Fed’s TALF Consumer Lending Program Starts With Nissan Debt

March 18 (Bloomberg) -- A $1.3 billion package of securities backed by Nissan Motor Co. auto loans became the first small piece of what Federal Reserve officials say may grow into a $1 trillion effort to unfreeze business and consumer lending.

Nissan’s planned bond sale marks the debut of the Fed’s Term Asset-Backed Securities Loan Facility, or TALF. The securities will likely price on March 19, the deadline for investors to apply to the Fed for loans to buy the debt, according to a person familiar with the sale who declined to be identified because terms aren’t set.

The Obama administration is counting on the TALF plan to help end the credit crunch and recession, thawing the market for asset-backed securities so lenders can make new loans to consumers. The program, first announced in November, was hampered by delays as investors, dealers and issuers worked on details.

“A number of people were concerned that some glitches might not have been ironed out this week” in time to meet the first deadline for investors to apply for the Fed loans, said Malcolm Dorris, a senior partner in the securitization group at law firm Dechert LLP in New York. “Getting a deal done in March is good for the program. We are still in the wait-and-see stage.”

Investors have shunned debt backed by consumer loans as unemployment has climbed in the worst financial crisis since the Great Depression. Sales of the bonds plunged 40 percent last year to $106 billion, according to data compiled by Bloomberg, choking off funding to lenders. About $2.3 billion of debt backed by auto loans has been sold this year, compared with more than $9.6 billion in the same period of 2008, according to data from JPMorgan Chase & Co.

Spreads Soar

Central bankers and Treasury haven’t been able to meet Fed Chairman Ben S. Bernanke’s goal of reducing consumer interest rates along with the borrowing costs paid by banks. The difference between rates on 30-year fixed mortgages and 10-year Treasuries was 2.1 percentage points as of yesterday, Bloomberg data show. That’s up from an average of 1.75 percentage points in the decade before the subprime mortgage market collapsed.

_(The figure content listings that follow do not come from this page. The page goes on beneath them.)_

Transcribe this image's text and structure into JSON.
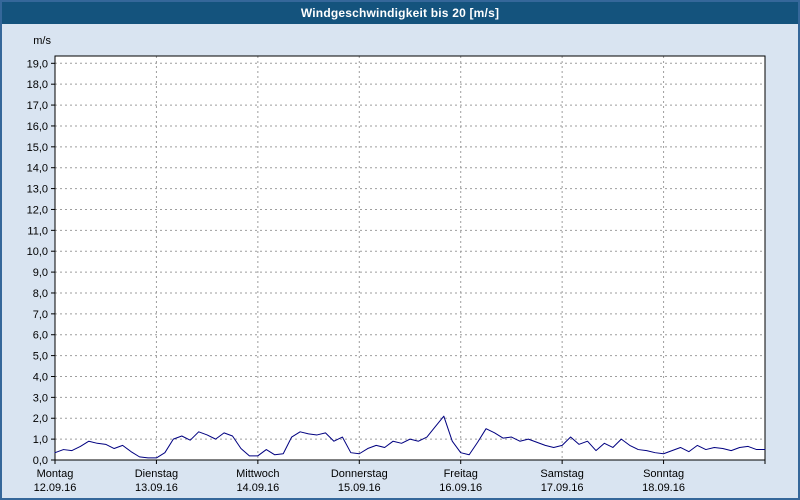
{
  "title": {
    "text": "Windgeschwindigkeit bis 20 [m/s]"
  },
  "colors": {
    "frame_bg": "#d9e4f1",
    "frame_border": "#35679a",
    "titlebar_bg": "#14537d",
    "titlebar_text": "#ffffff",
    "plot_bg": "#ffffff",
    "grid": "#9e9e9e",
    "axis": "#000000",
    "line": "#000080"
  },
  "chart_data": {
    "type": "line",
    "title": "Windgeschwindigkeit bis 20 [m/s]",
    "ylabel": "m/s",
    "ylim": [
      0,
      19.35
    ],
    "grid": true,
    "legend": false,
    "y_tick_labels": [
      "0,0",
      "1,0",
      "2,0",
      "3,0",
      "4,0",
      "5,0",
      "6,0",
      "7,0",
      "8,0",
      "9,0",
      "10,0",
      "11,0",
      "12,0",
      "13,0",
      "14,0",
      "15,0",
      "16,0",
      "17,0",
      "18,0",
      "19,0"
    ],
    "x_days": [
      {
        "day": "Montag",
        "date": "12.09.16"
      },
      {
        "day": "Dienstag",
        "date": "13.09.16"
      },
      {
        "day": "Mittwoch",
        "date": "14.09.16"
      },
      {
        "day": "Donnerstag",
        "date": "15.09.16"
      },
      {
        "day": "Freitag",
        "date": "16.09.16"
      },
      {
        "day": "Samstag",
        "date": "17.09.16"
      },
      {
        "day": "Sonntag",
        "date": "18.09.16"
      }
    ],
    "series": [
      {
        "name": "Windgeschwindigkeit",
        "unit": "m/s",
        "color": "#000080",
        "interval_hours": 2,
        "values": [
          0.35,
          0.5,
          0.45,
          0.65,
          0.9,
          0.8,
          0.75,
          0.55,
          0.7,
          0.4,
          0.15,
          0.1,
          0.1,
          0.35,
          1.0,
          1.15,
          0.95,
          1.35,
          1.2,
          1.0,
          1.3,
          1.15,
          0.55,
          0.2,
          0.2,
          0.5,
          0.25,
          0.3,
          1.1,
          1.35,
          1.25,
          1.2,
          1.3,
          0.9,
          1.1,
          0.35,
          0.3,
          0.55,
          0.7,
          0.6,
          0.9,
          0.8,
          1.0,
          0.9,
          1.1,
          1.6,
          2.1,
          0.9,
          0.35,
          0.25,
          0.85,
          1.5,
          1.3,
          1.05,
          1.1,
          0.9,
          1.0,
          0.85,
          0.7,
          0.6,
          0.7,
          1.1,
          0.75,
          0.9,
          0.45,
          0.8,
          0.6,
          1.0,
          0.7,
          0.5,
          0.45,
          0.35,
          0.3,
          0.45,
          0.6,
          0.4,
          0.7,
          0.5,
          0.6,
          0.55,
          0.45,
          0.6,
          0.65,
          0.5,
          0.5
        ]
      }
    ]
  }
}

The extra yield relative to benchmark interest rates that investors demand to own debt backed by consumer loans has soared amid concern that defaults will climb. Top-rated bonds backed by auto loans are trading at about 300 basis points more than the one-month London interbank offered rate compared with 65 basis points in January 2008, JPMorgan data show. One-month Libor, a borrowing benchmark, is currently 0.56 percent.

AAA Rated

The first phase of the TALF will finance the purchase of as much as $200 billion of AAA rated securities containing loans for autos, education, credit cards and small businesses. Officials eventually plan to include other assets, including commercial mortgage-backed securities.

The Fed originally planned to start the TALF in February, then delayed the debut to ensure “all our legal and procedural steps had been taken,” Bernanke said in congressional testimony Feb. 25. On March 3, the Fed and Treasury said applications for the first deals would be due in two weeks, with loans disbursed on March 25.

The largest AAA portion of the Nissan sale maturing in 1.98 years may price to yield between about 185 basis points and 200 basis points more than benchmark interest rates, the person said. JPMorgan and Bank of America Corp. are underwriting the bonds.

Tokyo-based Nissan sold more than $3 billion of debt backed by auto loans last year, Bloomberg data show. Other auto finance companies, including World Omni Financial Corp., have indicated they plan to access the TALF. The Deerfield Beach, Florida-based lender filed a prospectus with the U.S. Securities and Exchange Commission on Jan. 12 to sell securities backed by auto loans.